The world as we know it is changed forever. The tiny country of Cape Verde’s tiny national music genre of Morna has found the world’s stage and barefoot, chain-smoking Évora is an international phenomena. And luckily, for all her adoring fans, the lady found fame far too late to change any part of her personality.

1995

Cesária

The eponymous album sees her glamorous vocals paired with the opulence of guitars, percussion and violin. There is also a celebratory edge to this Morna. A definite pleasure that is acknowledged with a Grammy nomination for Best World Music Album in 1996.

Tours follow to Europe, Africa, Brazil, and Canada, with stops in the United States.

 1997

Cabo Verde

Cesaria Evora album

1999

Café Atlantico

2001

São Vicente di Longe

This album features numerous collaborations including appearances by Bonnie Raitt, Orquesta Aragón and Caetano Veloso. Cesária appears on the David Letterman Show and Live in Paris.

 2003

Voz d’Amor

and she wins a Grammy in 2004 for Voz d’Amor.

2006

Rogamar

In 2008 Évora suffers a stroke in Australia.

2009

Nha Sentimento

Her final album is recorded in Mindelo and Paris by José da Silva. The same year she is made a knightess of the French Legion of Honour by the French French Minister of Culture and Communications Christine Albanel, the first Cape Verdean who became one.

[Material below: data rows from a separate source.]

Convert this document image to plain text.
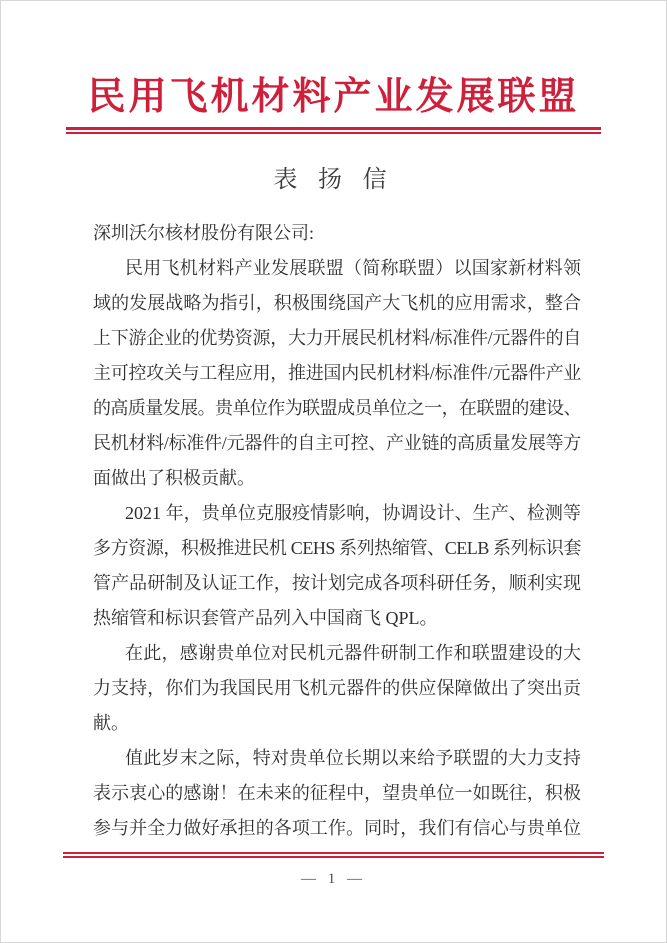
民用飞机材料产业发展联盟
表 扬 信
深圳沃尔核材股份有限公司:
民用飞机材料产业发展联盟（简称联盟）以国家新材料领
域的发展战略为指引，积极围绕国产大飞机的应用需求，整合
上下游企业的优势资源，大力开展民机材料/标准件/元器件的自
主可控攻关与工程应用，推进国内民机材料/标准件/元器件产业
的高质量发展。贵单位作为联盟成员单位之一，在联盟的建设、
民机材料/标准件/元器件的自主可控、产业链的高质量发展等方
面做出了积极贡献。
2021 年，贵单位克服疫情影响，协调设计、生产、检测等
多方资源，积极推进民机 CEHS 系列热缩管、CELB 系列标识套
管产品研制及认证工作，按计划完成各项科研任务，顺利实现
热缩管和标识套管产品列入中国商飞 QPL。
在此，感谢贵单位对民机元器件研制工作和联盟建设的大
力支持，你们为我国民用飞机元器件的供应保障做出了突出贡
献。
值此岁末之际，特对贵单位长期以来给予联盟的大力支持
表示衷心的感谢！在未来的征程中，望贵单位一如既往，积极
参与并全力做好承担的各项工作。同时，我们有信心与贵单位
— 1 —
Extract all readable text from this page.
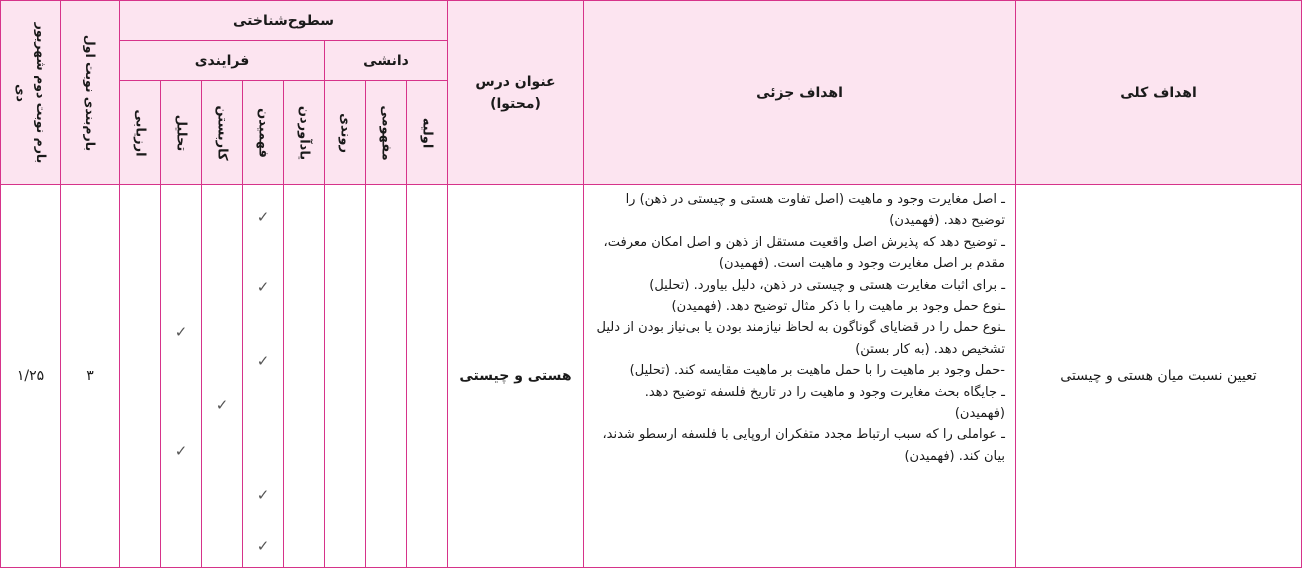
اهداف کلی
اهداف جزئی
عنوان درس
(محتوا)
سطوح‌شناختی
دانشی
فرایندی
اولیه
مفهومی
روندی
یادآوردن
فهمیدن
کاربستن
تحلیل
ارزیابی
بارم‌بندی نوبت اول
بارم نوبت دوم شهریور دی
تعیین نسبت میان هستی و چیستی
ـ اصل مغایرت وجود و ماهیت (اصل تفاوت هستی و چیستی در ذهن) را توضیح دهد. (فهمیدن)
ـ توضیح دهد که پذیرش اصل واقعیت مستقل از ذهن و اصل امکان معرفت، مقدم بر اصل مغایرت وجود و ماهیت است. (فهمیدن)
ـ برای اثبات مغایرت هستی و چیستی در ذهن، دلیل بیاورد. (تحلیل)
ـنوع حمل وجود بر ماهیت را با ذکر مثال توضیح دهد. (فهمیدن)
ـنوع حمل را در قضایای گوناگون به لحاظ نیازمند بودن یا بی‌نیاز بودن از دلیل تشخیص دهد. (به کار بستن)
-حمل وجود بر ماهیت را با حمل ماهیت بر ماهیت مقایسه کند. (تحلیل)
ـ جایگاه بحث مغایرت وجود و ماهیت را در تاریخ فلسفه توضیح دهد. (فهمیدن)
ـ عواملی را که سبب ارتباط مجدد متفکران اروپایی با فلسفه ارسطو شدند، بیان کند. (فهمیدن)
هستی و چیستی
۳
۱/۲۵
✓
✓
✓
✓
✓
✓
✓
✓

Her last concert takes place in Lisbon on 8 May 2010. Two days later, after a heart attack, she undergoes surgery at a local hospital in Paris. On the morning of 11 May 2010 she is taken off artificial pulmonary ventilation, and on 16 May she is discharged from the intensive-care unit and transported to a clinic for further treatment.

That September 2010, Évora’s agent announces that she is ending her career due to poor health.

On 17 December 2011, aged 70, Évora dies in São Vicente, Cape Verde, from respiratory failure and hypertension. In a Spanish newspaper, we read that she was still smoking and receiving people at her popular home in Mindelo right before her death

It is a perfect footnote that an airport is named after the woman who spent her life transporting the culture of her home, the previously almost unknown Morna blues, into the international sphere.

Where, what, how, Morna

The very specific music genre that was strongly associated with the islands combines West African percussion with Portuguese fados, Brazilian modhinas, and British sea shanties.

It is believed that Morna was first played in the Boa Vista Island in the 18th Century. Even with the influx of new musical genres in Cape Verde in the 19th Century, the style remained unchanged.

Some musicologists think the Morna owes its existence to the Lundum (also introduced to Cape Verde’s in the 18th Century) or the Choros – plaintive songs performed on particular occasions. It is very likely that the Morna was the result of a marriage between the choros and the lundun. A child with a slower tempo and more complex harmonic structure.

Regardless of its origin, the style gradually spread to other islands.

The origin of the name is also lost in the mists of time. Some believe it is linked to the English word ‘mourn’ others from the ‘morne’ hills in the French Antilles but most think it comes from the Portuguese ‘morno’ which means warm.

The Morna ballads speak of poverty, longing, and parting and there is no need to understand either the Portuguese or Cape Verde Creole to find yourself fully immersed in every song carried along Cesária’s languid vocals and blasé glamour. Évora somehow always manages that trick of conjuring nostalgia without saccharine affectation.

Her music maintains a laser focus on what is truly important. Spinning like a vortex around her voice, carrying the stories of her culture in a language that is perfectly understandable even though you might not know a single word.

Cesária Évora blazed the way for others such as the Buena Vista Social Club

And brought a little slice of Africa and incredible happiness to humans all over the world.